Les magasins construits dans le voisinage du quartier Nkolbisson suscitent au quotidien aussi bien des railleries pour les potentiels clients et visiteurs, que des désertions précipitées par leurs occupants.
96 magasins construits pour rien ! Telle est la première impression qu’on se fait au terme d’un court séjour passé dans les artères des boutiques situées entre les carrefours Parc et Mec sur la route de Nkolbisson. Selon certaines personnes rencontrées sur le site, «Jack Bauer » aurait pour une fois « rater ses plans d’urbanisation » de la ville de Yaoundé. Les raisons évoquées sont diverses et variées. Car, « comment concevoir qu’un si grand investissement dans un but économique ne soit pas accompagné des conditions de vie adaptées ?», s’interroge madame Chantale Etoundi BELLA, gérante d’un commerce de produits naturels et spirituels. Assise dès sa première prise de parole, l’état des lieux qu’elle nous décrit semble la contraindre à se lever pour exprimer sa colère. « On ne peut pas passer toute une journée de travail dans ce coin sans pouvoir se soulager. Il est inadmissible et incompréhensible que nous n’ayons pas de toilettes. Allez-y faire un tour à l’arrière de ces bâtiments et vous verrez comment il est exploité par les usagers ». A peine la dame avait achevé cet entretien inaugural, que ses collègues et elle vont inviter l’équipe de reporters à effectuer une promenade dans la zone objet des principales critiques. Une chiotte improvisée s’était implantée depuis fort longtemps. Car en apparence, les défécations qui parsemaient 36 des 96 magasins parcourus étaient pour la plupart déjà décomposées.

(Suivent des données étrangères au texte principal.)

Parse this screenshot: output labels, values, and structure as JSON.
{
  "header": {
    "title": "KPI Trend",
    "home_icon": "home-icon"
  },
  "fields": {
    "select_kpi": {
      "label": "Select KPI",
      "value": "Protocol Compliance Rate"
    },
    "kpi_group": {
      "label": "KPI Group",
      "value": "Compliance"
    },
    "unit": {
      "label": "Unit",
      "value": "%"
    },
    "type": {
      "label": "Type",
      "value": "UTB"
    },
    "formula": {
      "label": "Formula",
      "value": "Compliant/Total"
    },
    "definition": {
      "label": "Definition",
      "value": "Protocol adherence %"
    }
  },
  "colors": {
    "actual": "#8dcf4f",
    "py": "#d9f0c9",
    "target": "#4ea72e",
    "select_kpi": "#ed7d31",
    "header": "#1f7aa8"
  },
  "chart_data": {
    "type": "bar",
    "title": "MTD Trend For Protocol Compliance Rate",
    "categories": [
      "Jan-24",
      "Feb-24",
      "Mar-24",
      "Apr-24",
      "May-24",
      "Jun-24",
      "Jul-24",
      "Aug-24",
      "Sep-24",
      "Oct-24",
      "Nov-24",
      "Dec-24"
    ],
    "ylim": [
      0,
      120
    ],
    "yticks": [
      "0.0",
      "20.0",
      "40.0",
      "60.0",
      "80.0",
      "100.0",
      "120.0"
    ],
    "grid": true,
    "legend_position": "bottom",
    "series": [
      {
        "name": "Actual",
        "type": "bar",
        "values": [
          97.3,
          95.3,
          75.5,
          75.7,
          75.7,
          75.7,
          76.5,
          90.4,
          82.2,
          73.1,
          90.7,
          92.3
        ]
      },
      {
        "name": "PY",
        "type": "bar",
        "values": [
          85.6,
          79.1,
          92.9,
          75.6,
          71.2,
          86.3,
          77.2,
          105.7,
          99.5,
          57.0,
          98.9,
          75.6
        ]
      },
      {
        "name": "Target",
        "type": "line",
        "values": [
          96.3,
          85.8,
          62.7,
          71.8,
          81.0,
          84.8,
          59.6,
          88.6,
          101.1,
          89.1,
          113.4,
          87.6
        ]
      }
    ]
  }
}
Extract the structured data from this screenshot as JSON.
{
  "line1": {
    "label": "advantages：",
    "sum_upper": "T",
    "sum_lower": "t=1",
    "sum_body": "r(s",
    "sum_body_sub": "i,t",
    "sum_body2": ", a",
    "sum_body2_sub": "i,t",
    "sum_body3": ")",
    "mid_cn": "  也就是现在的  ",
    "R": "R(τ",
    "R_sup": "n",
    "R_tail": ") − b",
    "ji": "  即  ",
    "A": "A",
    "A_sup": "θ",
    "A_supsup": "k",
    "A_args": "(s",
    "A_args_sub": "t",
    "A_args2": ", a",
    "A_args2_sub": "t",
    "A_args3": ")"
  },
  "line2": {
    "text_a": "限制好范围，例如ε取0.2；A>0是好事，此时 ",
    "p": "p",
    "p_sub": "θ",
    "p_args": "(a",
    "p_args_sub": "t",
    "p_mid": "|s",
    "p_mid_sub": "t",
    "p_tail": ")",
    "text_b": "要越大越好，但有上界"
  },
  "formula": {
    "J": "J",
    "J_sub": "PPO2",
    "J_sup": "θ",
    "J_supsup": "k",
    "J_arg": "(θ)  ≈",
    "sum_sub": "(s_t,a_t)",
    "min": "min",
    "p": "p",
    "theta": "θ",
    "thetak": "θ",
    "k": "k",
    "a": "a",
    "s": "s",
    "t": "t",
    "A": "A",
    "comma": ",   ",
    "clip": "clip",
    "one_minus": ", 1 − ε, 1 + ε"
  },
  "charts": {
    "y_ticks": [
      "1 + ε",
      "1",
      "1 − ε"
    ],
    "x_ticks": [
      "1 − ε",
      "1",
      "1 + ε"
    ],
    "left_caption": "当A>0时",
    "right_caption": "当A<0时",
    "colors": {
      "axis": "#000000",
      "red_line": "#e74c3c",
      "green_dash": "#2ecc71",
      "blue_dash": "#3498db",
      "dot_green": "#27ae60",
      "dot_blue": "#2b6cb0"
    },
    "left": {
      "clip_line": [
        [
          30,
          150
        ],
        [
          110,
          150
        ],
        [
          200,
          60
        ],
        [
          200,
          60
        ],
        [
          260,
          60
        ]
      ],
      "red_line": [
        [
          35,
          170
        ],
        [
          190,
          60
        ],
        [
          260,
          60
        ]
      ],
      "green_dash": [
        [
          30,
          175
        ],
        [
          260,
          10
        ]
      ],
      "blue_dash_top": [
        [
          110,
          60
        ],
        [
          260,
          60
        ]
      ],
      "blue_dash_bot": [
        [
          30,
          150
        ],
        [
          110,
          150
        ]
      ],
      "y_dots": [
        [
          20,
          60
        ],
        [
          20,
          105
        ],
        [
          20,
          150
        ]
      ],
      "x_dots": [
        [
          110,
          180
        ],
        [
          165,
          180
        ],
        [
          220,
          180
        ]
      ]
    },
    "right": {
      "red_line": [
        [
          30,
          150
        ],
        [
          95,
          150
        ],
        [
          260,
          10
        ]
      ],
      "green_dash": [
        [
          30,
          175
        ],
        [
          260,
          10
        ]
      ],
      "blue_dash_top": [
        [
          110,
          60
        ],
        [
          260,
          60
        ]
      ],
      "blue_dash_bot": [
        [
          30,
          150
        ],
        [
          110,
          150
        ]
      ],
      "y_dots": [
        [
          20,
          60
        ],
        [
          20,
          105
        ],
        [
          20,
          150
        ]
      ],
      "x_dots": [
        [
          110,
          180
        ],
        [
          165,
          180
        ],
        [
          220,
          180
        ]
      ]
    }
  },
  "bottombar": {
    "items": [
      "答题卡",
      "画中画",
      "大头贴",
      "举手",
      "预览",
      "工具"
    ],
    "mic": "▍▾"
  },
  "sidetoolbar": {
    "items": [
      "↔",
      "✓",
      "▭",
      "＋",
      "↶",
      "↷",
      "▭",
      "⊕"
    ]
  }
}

« Ce cours d’eau que vous voyez est devenu un véritable dépotoir pour de nombreux usagers. Certains y viennent pour jeter des ordures de toutes sortes, tandis que d’autres s’en servent pour une baignoire. Aucun bac à ordures ! Imaginez les maladies que tout cela pourrait entrainer ! », s’exclame Clémence, propriétaire d’une boutique. « Pour nous les femmes, lorsqu’on se courbe pour faire nos besoins, c’est très dangereux dans ce milieu pollué », ajoute Sandrine dans la foulée des commentaires. Plus loin dans l’atelier de couture occupé par Marcelle, la jeune dame décrit le problème d’insécurité : « Parfois quand je vais pour puiser de l’eau le matin, je rentre bredouille, ayant peur de me rapprocher des fumeurs de chanvre qui jouxtent le puits d’eau ». Solliciter, les responsables de la Communauté urbaine n’ont pas voulu se prononcer sur le sujet.
500 milles FCFA, c’est la caution préalable à débourser pour bénéficier d’une. A cette somme, s’ajoutent les taxes mensuelles qui oscillent entre 5000 et 15 000 milles francs CFA. En dépit de cet ensemble d’exigences administratives, la Communauté Urbaine de Yaoundé fait la sourde oreille nous révèle-t-on sur les réclamations des occupants du site qui désertent à petit feu. Vivement que le premier magistrat de la ville revoit sa copie de ce côté.